The casualty: director Charles Laughton
As an actor, England native Charles Laughton was a talented, class act. Horror heads will always remember him as the wonderfully deranged Dr. Moreau in the underrated gem Island of Lost Souls (1932), and followers of awards season history fondly recall his work through his Best Actor win for The Private Life of Henry VIII (1933) and nominations for Mutiny on the Bounty (1935) and Witness for the Prosecution (1957). As a director, though, Laughton wasn't quite as triumphant. At least not in life.
Laughton's directorial debut, the dark 1955 thriller The Night of the Hunter, premiered with a hulking, excellently frightening Robert Mitchum in the lead role, and foolish critics weren't all that kind. Nor were audiences, who, for the most part, ignored the film during its theatrical run.
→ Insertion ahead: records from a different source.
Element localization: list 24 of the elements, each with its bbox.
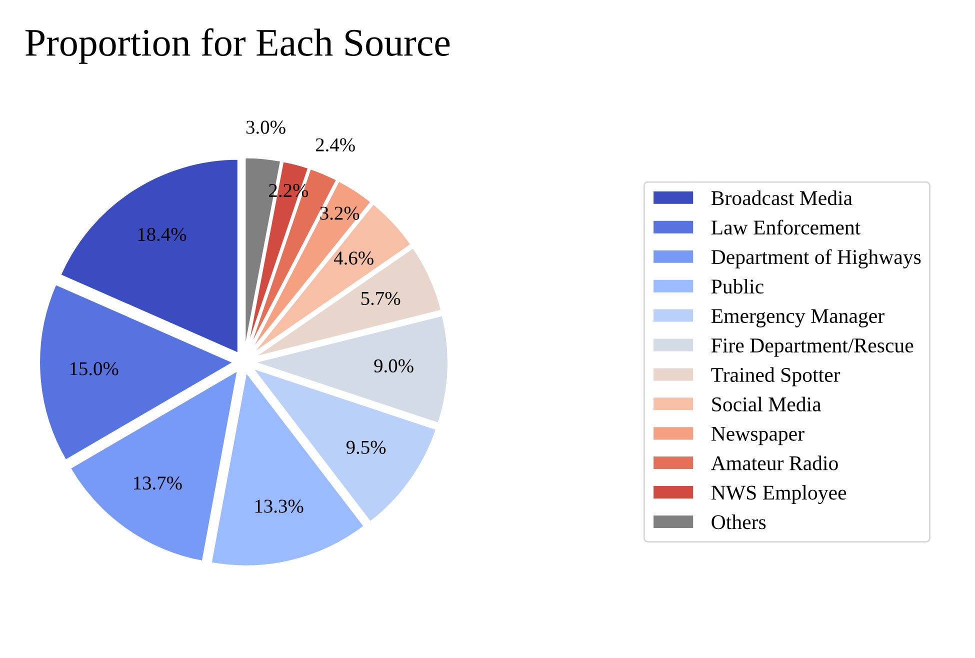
data-label: 13.3% xyxy=(255,500,304,513)
legend-label: Others xyxy=(712,514,766,530)
legend-label: Law Enforcement xyxy=(711,220,861,235)
chart-title: Proportion for Each Source xyxy=(25,28,450,64)
legend-label: NWS Employee xyxy=(711,485,846,504)
legend-label: Emergency Manager xyxy=(711,309,884,328)
legend-label: Newspaper xyxy=(711,426,804,446)
legend-label: Trained Spotter xyxy=(711,367,840,386)
data-label: 3.0% xyxy=(246,120,286,134)
data-label: 2.4% xyxy=(316,138,355,152)
legend-label: Fire Department/Rescue xyxy=(711,338,914,357)
data-label: 9.0% xyxy=(374,359,414,373)
data-label: 9.5% xyxy=(346,440,386,454)
legend-label: Department of Highways xyxy=(711,249,921,268)
data-label: 13.7% xyxy=(134,476,182,490)
data-label: 3.2% xyxy=(320,206,360,220)
legend-label: Amateur Radio xyxy=(711,456,838,470)
legend-label: Social Media xyxy=(712,396,822,412)
data-label: 18.4% xyxy=(138,228,186,242)
legend-label: Broadcast Media xyxy=(711,190,852,206)
data-label: 5.7% xyxy=(361,292,400,306)
data-label: 4.6% xyxy=(334,252,374,265)
data-label: 15.0% xyxy=(70,362,118,376)
legend-label: Public xyxy=(711,278,764,294)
Due to The Night of the Hunter's being such a letdown, Laughton never directed another movie. Which, in hindsight, is a damn shame, since his film, along with Mitchum's masterful performance, has stood the test of time to hold up as one of the better psychological horror films ever. One of its biggest fans, in fact, is Spike Lee, who took inspiration from Mitchum's "LOVE" tattoo (seen above) when giving his Do the Right Thing character Radio Raheem's his "love and hate" brass knuckles.